Justice of the High Court Division of Bangladesh

Personal details
- Born: January 4, 1970 (age 56)
- Profession: Judge

= Zafar Ahmed =

Bangladesh judge

Zafar Ahmed is a Justice of the High Court Division of the Bangladesh Supreme Court.

==Early life==
Ahmed was born on 4 January 1970. He did his bachelor's and master's in law from the University of Dhaka. He completed a second law degree from London Metropolitan University. He did a bar vocational course at BPP University.

==Career==
In 1994, Ahmed became a lawyer in the district courts. He became a lawyer in the High Court Division next year in 1995.

Ahmed was appointed an Additional Judge of the High Court Division on 14 June 2012.

On 12 June 2014, Ahmed was made a permanent judge of the High Court Division.

In June 2015, Ahmed and Justice Md Nuruzzaman allowed the Niko corruption case against former Prime Minister Khaleda Zia. In September, Ahmed and Justice Md Ashfaqul Islam declared the parliamentary membership of ASM Feroz legal following a petition calling it to be declared invalid allegedly due to defaulting on loans.

In October 2017, Ahmed and Justice Md. Miftah Uddin Choudhury halting proceedings against Mirza Fakhrul Islam Alamgir, General Secretary of Bangladesh Nationalist Party, in a vandalism case from 2015. The bench also granted bail to four other politicians of the Bangladesh Nationalist Party, Amanullah Aman, Habib-un-Nabi Khan Sohel, Khairul Kabir Khokon, and Rafiqul Alam Majnu.
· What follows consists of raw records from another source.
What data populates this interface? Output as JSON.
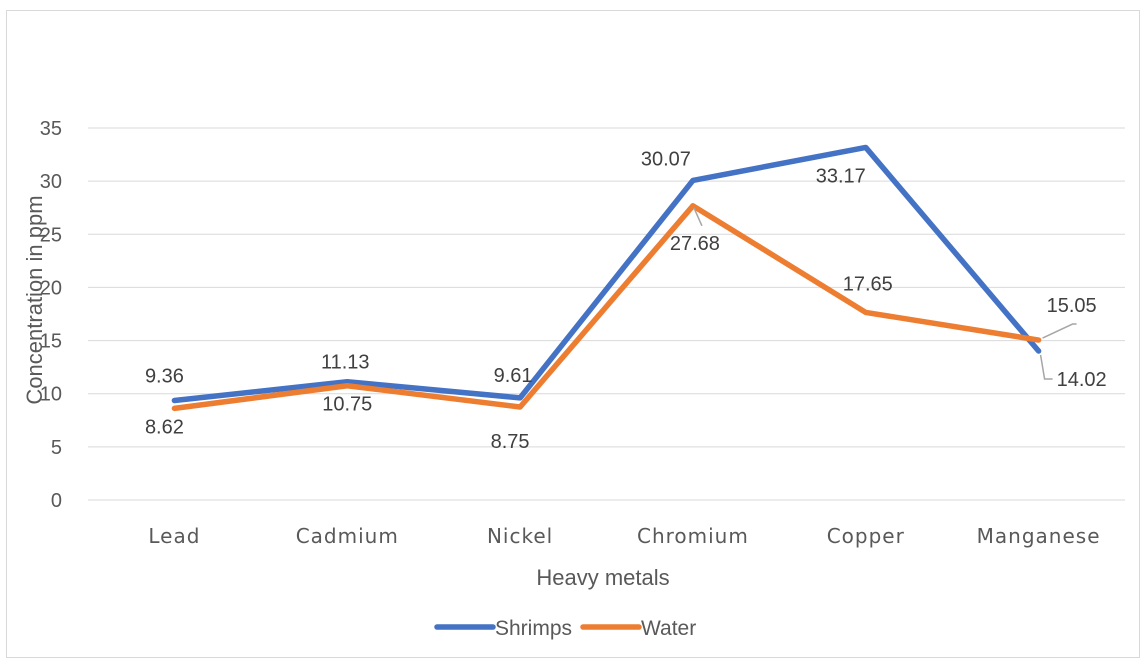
{
  "chart_data": {
    "type": "line",
    "title": "",
    "xlabel": "Heavy metals",
    "ylabel": "Concentration in ppm",
    "categories": [
      "Lead",
      "Cadmium",
      "Nickel",
      "Chromium",
      "Copper",
      "Manganese"
    ],
    "ylim": [
      0,
      35
    ],
    "yticks": [
      0,
      5,
      10,
      15,
      20,
      25,
      30,
      35
    ],
    "grid": true,
    "legend_position": "bottom",
    "series": [
      {
        "name": "Shrimps",
        "color": "#4472C4",
        "values": [
          9.36,
          11.13,
          9.61,
          30.07,
          33.17,
          14.02
        ],
        "labels": [
          "9.36",
          "11.13",
          "9.61",
          "30.07",
          "33.17",
          "14.02"
        ]
      },
      {
        "name": "Water",
        "color": "#ED7D31",
        "values": [
          8.62,
          10.75,
          8.75,
          27.68,
          17.65,
          15.05
        ],
        "labels": [
          "8.62",
          "10.75",
          "8.75",
          "27.68",
          "17.65",
          "15.05"
        ]
      }
    ]
  }
}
Ahmed and Justice Md. Rezaul Haque granted anticipatory bail to Bangladesh Nationalist Party politician Mirza Abbas and his wife Afroja Abbas on 19 November 2018 in three cases over violence and attacking Bangladesh Police personnel in Nayapaltan filed on 14 November.

In January 2019, Ahmed and Justice Rezaul Haque granted bail to Barrister Mainul Hosein in 11 defamation cases filed over his remarks on journalist Masuda Bhatti on a television talk show.

In March 2022, Ahmed and Justice Kazi Zinat Hoque questioned why the action should not be taken against the officer in charge of Banani Police Station for not registering the name of a suspect in a hit and run case following a petition by ZI Khan Panna. The suspect was the son of a High Court Division Judge.

Ahmed and Justice Mohammed Akhtaruzzaman squashed an order of the administration at the University of Dhaka demoting Professor Samia Rahman for plagiarism on 4 August 2022. On 18 October, Ahmed and Justice Md Akhtaruzzaman asked the government of Bangladesh to explain why the reconstitution of the board of trustees of Manarat International University, a private university, should not be declared illegal after Prof AKM Fazlul Haque, previous board of trustee member at Manarat International University, filed an appeal against the government move. The government made the mayor of North Dhaka and Awami League politician Atiqul Islam the new chairman of the board of trustees of Manarat International University. Ahmed and Justice Md Akhtaruzzaman declared illegal the decision of Jahangirnagar University to suspend two students for assaulting another student in November.